Some records should be kept permanently. Articles of incorporation or organization, operating agreements, meeting minutes, stock certificates, and any amendments to your entity structure. These documents establish the legal foundation of your business and may be needed at any point. The same goes for contracts that have ongoing relevance or long-term obligations.
Tax returns themselves should also be kept indefinitely. They take up minimal space digitally and serve as a reference point for everything else. Even after the statute of limitations expires on a given year, having the return available makes future planning and comparison easier.

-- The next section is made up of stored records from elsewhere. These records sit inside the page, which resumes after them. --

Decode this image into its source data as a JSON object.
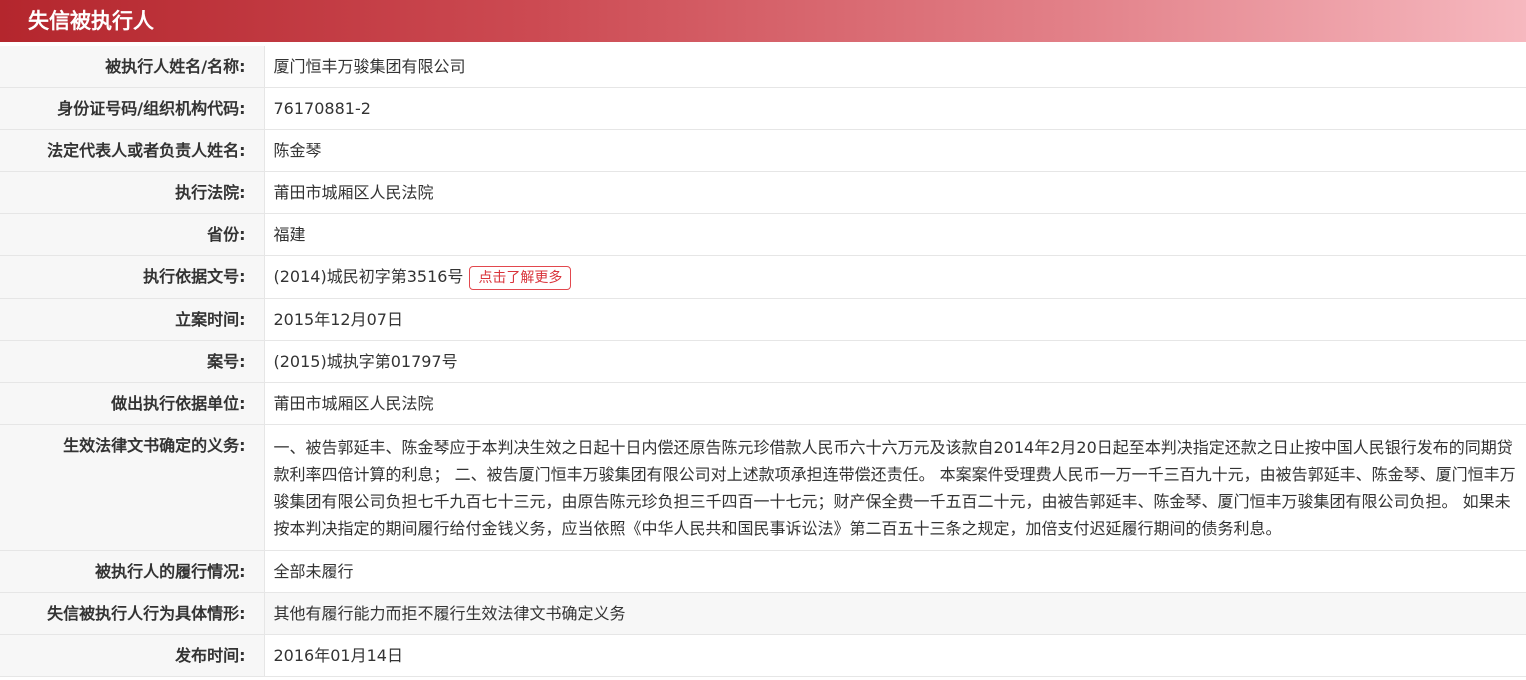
{
  "header": {
    "title": "失信被执行人"
  },
  "rows": [
    {
      "label": "被执行人姓名/名称:",
      "value": "厦门恒丰万骏集团有限公司"
    },
    {
      "label": "身份证号码/组织机构代码:",
      "value": "76170881-2"
    },
    {
      "label": "法定代表人或者负责人姓名:",
      "value": "陈金琴"
    },
    {
      "label": "执行法院:",
      "value": "莆田市城厢区人民法院"
    },
    {
      "label": "省份:",
      "value": "福建"
    },
    {
      "label": "执行依据文号:",
      "value": "(2014)城民初字第3516号",
      "button": "点击了解更多"
    },
    {
      "label": "立案时间:",
      "value": "2015年12月07日"
    },
    {
      "label": "案号:",
      "value": "(2015)城执字第01797号"
    },
    {
      "label": "做出执行依据单位:",
      "value": "莆田市城厢区人民法院"
    },
    {
      "label": "生效法律文书确定的义务:",
      "value": "一、被告郭延丰、陈金琴应于本判决生效之日起十日内偿还原告陈元珍借款人民币六十六万元及该款自2014年2月20日起至本判决指定还款之日止按中国人民银行发布的同期贷款利率四倍计算的利息； 二、被告厦门恒丰万骏集团有限公司对上述款项承担连带偿还责任。 本案案件受理费人民币一万一千三百九十元，由被告郭延丰、陈金琴、厦门恒丰万骏集团有限公司负担七千九百七十三元，由原告陈元珍负担三千四百一十七元；财产保全费一千五百二十元，由被告郭延丰、陈金琴、厦门恒丰万骏集团有限公司负担。 如果未按本判决指定的期间履行给付金钱义务，应当依照《中华人民共和国民事诉讼法》第二百五十三条之规定，加倍支付迟延履行期间的债务利息。"
    },
    {
      "label": "被执行人的履行情况:",
      "value": "全部未履行"
    },
    {
      "label": "失信被执行人行为具体情形:",
      "value": "其他有履行能力而拒不履行生效法律文书确定义务"
    },
    {
      "label": "发布时间:",
      "value": "2016年01月14日"
    }
  ]
}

The practical approach is to keep everything for seven years and keep entity and tax return records forever. Storage is cheap, especially digital storage. Scanning paper documents and organizing them by year and category in cloud storage takes a small amount of effort upfront but saves real time when you need to find something.
If your records are scattered or incomplete right now, getting them organized is worth the effort. Our Tampa Bay bookkeeping services help business owners build systems that make record retention straightforward rather than something you scramble with at tax time. And if you’re ever facing questions from the IRS or state, having organized documentation is the single most important thing you can bring to the table. Our tax audit support starts with what you can prove, and that starts with what you kept.
The cost of keeping records too long is a little extra storage. The cost of throwing them away too early can be penalties, disallowed deductions, and a much harder audit. When in doubt, keep it.